VPN access. Tailscale or WireGuard creates an encrypted tunnel between your devices and your home network. With the VPN active, you access Jellyfin using its local IP address as if you were at home. This is more secure because Jellyfin is never exposed to the public internet, but it requires the VPN client to be running on every device you want to stream from.

When streaming remotely, bandwidth is the limiting factor. A single 1080p stream requires roughly 8 to 15 Mbps depending on quality settings, and a 4K stream needs 25 to 40 Mbps. Your home internet upload speed determines how many simultaneous remote streams your server can support. If upload bandwidth is limited, configure Jellyfin to transcode remote streams to lower bitrates.

Install Client Apps

Jellyfin has official and community-developed client apps for nearly every platform. The web interface works in any modern browser and requires no installation. For mobile devices, Jellyfin offers apps for both iOS and Android through their respective app stores. For living room devices, Jellyfin clients are available for Android TV, Amazon Fire TV, Roku, Apple TV, and LG webOS. The Kodi media center also supports Jellyfin through a dedicated plugin that syncs your library into Kodi's interface.

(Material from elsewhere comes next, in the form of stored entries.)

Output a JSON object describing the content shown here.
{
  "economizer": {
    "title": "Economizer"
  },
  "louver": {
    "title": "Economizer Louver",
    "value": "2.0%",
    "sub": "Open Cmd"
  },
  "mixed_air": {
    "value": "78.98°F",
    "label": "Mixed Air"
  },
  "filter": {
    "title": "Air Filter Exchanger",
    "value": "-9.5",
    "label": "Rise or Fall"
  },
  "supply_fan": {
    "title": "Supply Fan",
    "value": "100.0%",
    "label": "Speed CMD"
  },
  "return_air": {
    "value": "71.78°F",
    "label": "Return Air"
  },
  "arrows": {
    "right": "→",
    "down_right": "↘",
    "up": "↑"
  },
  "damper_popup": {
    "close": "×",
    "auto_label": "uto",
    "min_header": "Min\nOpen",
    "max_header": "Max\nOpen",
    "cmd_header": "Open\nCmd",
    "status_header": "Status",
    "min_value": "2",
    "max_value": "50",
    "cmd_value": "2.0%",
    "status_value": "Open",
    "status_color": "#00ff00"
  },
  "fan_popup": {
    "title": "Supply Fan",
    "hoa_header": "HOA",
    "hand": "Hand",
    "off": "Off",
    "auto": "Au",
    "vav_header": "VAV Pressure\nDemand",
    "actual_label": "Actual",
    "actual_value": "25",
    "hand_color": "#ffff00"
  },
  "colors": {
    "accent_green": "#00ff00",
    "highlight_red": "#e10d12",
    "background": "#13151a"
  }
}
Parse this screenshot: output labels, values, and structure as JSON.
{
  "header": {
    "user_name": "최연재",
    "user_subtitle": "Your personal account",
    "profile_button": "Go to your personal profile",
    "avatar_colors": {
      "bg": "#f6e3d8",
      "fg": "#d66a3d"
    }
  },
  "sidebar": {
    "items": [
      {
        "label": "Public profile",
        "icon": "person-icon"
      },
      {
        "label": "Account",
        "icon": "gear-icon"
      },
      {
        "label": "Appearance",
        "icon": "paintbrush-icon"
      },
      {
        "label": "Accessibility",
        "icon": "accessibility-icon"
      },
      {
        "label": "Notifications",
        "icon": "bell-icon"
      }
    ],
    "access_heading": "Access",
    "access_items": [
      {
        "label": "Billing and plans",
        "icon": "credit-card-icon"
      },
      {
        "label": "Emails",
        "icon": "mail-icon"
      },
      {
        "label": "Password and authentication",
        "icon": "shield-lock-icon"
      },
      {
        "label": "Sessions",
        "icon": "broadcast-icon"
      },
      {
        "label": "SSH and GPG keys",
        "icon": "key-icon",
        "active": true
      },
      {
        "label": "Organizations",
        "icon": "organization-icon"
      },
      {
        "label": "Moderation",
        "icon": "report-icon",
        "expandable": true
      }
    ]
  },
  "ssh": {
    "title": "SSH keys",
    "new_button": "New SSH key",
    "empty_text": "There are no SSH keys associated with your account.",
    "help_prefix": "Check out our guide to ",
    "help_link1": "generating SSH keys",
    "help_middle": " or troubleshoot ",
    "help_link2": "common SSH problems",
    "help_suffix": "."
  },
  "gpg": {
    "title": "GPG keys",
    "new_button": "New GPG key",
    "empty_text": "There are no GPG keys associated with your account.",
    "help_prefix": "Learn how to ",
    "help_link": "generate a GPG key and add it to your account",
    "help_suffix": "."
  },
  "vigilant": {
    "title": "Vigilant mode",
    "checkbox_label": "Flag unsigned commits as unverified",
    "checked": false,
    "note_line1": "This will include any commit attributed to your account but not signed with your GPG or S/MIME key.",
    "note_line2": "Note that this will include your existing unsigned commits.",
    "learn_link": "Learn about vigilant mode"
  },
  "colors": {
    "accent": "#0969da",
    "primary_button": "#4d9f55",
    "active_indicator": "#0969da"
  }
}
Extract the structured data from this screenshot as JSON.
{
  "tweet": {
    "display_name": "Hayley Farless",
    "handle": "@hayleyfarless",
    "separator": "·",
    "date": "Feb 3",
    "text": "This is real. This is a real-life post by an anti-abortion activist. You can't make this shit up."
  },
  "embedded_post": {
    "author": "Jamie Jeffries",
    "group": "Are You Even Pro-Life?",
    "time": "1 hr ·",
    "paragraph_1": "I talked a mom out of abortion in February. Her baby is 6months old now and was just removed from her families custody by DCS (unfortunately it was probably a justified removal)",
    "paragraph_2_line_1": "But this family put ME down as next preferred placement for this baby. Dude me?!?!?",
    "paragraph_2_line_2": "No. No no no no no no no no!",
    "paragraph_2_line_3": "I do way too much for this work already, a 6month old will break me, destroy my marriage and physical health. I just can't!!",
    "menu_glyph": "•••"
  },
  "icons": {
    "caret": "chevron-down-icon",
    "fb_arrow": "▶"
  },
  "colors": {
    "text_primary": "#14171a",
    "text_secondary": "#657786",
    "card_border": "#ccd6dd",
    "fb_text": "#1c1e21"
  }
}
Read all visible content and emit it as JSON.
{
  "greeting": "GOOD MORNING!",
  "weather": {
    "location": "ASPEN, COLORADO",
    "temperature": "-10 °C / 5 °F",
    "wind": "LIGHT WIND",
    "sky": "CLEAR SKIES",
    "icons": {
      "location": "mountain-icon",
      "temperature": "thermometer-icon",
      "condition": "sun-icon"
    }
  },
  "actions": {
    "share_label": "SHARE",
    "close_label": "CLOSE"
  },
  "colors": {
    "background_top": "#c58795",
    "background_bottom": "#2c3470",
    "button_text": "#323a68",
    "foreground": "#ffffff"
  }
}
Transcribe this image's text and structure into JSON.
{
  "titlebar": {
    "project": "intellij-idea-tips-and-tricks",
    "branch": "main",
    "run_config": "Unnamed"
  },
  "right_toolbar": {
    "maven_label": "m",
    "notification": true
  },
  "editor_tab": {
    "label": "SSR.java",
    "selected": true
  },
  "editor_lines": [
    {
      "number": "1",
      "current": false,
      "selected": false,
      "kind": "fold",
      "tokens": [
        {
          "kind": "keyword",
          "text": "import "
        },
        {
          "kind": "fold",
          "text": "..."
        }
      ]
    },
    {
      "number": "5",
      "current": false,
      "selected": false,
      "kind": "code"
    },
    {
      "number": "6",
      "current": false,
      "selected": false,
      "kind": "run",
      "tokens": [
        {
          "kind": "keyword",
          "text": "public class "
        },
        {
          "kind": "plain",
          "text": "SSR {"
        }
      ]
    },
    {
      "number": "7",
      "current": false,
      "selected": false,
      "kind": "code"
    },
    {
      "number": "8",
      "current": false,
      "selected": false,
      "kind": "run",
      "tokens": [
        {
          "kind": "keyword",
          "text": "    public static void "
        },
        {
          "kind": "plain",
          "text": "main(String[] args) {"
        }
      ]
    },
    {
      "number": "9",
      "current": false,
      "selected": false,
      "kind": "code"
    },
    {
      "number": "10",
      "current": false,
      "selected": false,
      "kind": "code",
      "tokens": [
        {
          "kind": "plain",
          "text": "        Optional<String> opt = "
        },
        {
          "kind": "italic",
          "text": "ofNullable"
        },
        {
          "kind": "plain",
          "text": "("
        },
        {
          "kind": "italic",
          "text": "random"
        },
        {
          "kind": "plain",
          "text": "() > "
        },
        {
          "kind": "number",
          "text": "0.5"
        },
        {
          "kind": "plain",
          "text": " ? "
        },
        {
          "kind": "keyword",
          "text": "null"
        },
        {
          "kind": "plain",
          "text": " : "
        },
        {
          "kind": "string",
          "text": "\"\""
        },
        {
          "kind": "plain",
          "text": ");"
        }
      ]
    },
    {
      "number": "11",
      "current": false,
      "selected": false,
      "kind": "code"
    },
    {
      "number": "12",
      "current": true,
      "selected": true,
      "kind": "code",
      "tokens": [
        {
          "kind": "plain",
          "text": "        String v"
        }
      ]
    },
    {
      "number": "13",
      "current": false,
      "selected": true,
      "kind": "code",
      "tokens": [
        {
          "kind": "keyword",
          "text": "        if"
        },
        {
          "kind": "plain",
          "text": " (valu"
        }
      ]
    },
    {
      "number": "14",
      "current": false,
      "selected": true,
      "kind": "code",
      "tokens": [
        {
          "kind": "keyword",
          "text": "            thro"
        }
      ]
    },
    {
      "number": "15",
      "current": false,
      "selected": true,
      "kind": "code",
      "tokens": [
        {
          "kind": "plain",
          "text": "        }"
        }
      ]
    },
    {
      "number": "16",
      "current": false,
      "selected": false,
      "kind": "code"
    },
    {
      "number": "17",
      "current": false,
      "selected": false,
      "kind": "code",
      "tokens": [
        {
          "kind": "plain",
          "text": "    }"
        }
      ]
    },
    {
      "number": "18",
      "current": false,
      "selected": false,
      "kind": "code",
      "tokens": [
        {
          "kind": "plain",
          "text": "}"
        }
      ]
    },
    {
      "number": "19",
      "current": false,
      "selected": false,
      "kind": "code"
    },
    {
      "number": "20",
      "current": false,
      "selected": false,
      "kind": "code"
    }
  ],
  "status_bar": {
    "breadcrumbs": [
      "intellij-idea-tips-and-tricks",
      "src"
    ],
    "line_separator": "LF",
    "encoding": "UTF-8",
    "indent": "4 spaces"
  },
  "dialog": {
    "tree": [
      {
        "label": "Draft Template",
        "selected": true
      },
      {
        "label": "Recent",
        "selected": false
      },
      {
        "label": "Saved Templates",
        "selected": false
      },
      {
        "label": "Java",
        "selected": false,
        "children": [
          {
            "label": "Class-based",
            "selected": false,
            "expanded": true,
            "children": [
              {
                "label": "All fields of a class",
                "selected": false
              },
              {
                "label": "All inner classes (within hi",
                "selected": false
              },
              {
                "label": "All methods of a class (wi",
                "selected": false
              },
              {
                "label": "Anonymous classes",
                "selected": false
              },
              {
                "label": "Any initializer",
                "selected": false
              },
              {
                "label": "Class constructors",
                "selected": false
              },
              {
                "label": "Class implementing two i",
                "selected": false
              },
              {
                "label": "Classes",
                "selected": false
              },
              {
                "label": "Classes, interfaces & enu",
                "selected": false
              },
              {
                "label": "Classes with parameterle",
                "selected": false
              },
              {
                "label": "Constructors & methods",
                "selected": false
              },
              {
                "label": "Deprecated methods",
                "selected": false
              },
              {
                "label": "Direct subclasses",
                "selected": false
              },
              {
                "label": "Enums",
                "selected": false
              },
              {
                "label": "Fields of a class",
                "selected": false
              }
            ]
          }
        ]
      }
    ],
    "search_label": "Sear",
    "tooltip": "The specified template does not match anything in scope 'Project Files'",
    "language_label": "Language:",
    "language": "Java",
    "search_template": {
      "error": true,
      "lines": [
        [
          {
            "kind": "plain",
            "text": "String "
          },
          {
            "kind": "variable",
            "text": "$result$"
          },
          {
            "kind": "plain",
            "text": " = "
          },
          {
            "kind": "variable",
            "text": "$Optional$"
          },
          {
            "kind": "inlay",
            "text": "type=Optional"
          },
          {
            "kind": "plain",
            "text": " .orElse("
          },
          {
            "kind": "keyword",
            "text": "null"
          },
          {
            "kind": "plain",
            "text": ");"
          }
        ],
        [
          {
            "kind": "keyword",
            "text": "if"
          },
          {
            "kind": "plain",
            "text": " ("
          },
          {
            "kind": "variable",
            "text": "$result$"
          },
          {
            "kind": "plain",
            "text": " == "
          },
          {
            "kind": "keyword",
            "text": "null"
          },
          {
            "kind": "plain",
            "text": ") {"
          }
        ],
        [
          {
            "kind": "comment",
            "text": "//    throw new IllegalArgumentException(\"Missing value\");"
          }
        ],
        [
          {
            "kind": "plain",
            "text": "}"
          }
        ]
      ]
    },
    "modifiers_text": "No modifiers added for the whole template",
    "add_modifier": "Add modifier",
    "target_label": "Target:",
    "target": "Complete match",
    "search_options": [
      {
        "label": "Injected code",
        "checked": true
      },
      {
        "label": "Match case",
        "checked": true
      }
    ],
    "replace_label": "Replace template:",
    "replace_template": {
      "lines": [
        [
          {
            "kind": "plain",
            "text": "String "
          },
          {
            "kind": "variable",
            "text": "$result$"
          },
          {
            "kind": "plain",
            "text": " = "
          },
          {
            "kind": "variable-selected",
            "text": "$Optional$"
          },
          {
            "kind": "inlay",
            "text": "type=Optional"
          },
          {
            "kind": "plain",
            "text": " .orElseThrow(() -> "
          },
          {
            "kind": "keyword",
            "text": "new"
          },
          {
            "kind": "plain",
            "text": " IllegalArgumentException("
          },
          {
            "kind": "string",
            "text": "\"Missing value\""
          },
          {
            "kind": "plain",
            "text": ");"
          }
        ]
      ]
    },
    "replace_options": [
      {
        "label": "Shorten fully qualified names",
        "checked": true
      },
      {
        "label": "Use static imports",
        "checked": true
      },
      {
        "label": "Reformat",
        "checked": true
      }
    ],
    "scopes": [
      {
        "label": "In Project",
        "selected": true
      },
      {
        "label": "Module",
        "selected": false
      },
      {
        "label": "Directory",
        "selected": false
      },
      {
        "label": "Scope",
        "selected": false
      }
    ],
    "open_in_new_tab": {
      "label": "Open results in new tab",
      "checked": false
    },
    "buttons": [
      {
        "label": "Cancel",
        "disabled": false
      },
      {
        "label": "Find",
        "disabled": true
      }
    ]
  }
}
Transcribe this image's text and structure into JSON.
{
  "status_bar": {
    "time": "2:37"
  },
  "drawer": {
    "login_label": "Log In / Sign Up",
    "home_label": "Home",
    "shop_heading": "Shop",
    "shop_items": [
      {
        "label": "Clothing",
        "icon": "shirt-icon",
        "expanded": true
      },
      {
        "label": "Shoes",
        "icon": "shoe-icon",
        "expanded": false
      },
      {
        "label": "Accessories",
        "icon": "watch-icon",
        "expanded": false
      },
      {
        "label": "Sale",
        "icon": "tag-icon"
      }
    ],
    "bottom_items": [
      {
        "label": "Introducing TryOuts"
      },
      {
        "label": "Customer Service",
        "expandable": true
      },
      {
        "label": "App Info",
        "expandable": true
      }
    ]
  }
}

On each client, connect to your server by entering its address. For local access, use the local IP and port (like http://192.168.1.100:8096). For remote access through a reverse proxy, use your domain name. For VPN access, use the Tailscale or WireGuard IP of your server. Each client stores its connection settings, so you only need to configure this once per device.

Configure user profiles for each household member with individual settings for playback quality, subtitle preferences, parental content ratings, and next-up tracking. Each user gets their own watch history and recommendations without interfering with anyone else's experience.

Key Takeaway

A self-hosted media server with Jellyfin replaces streaming subscriptions with a one-time hardware investment. Start with a mini PC and an external hard drive, organize your media files with consistent naming, enable hardware transcoding, and you will have a personal streaming service that works on every device in your home and remotely.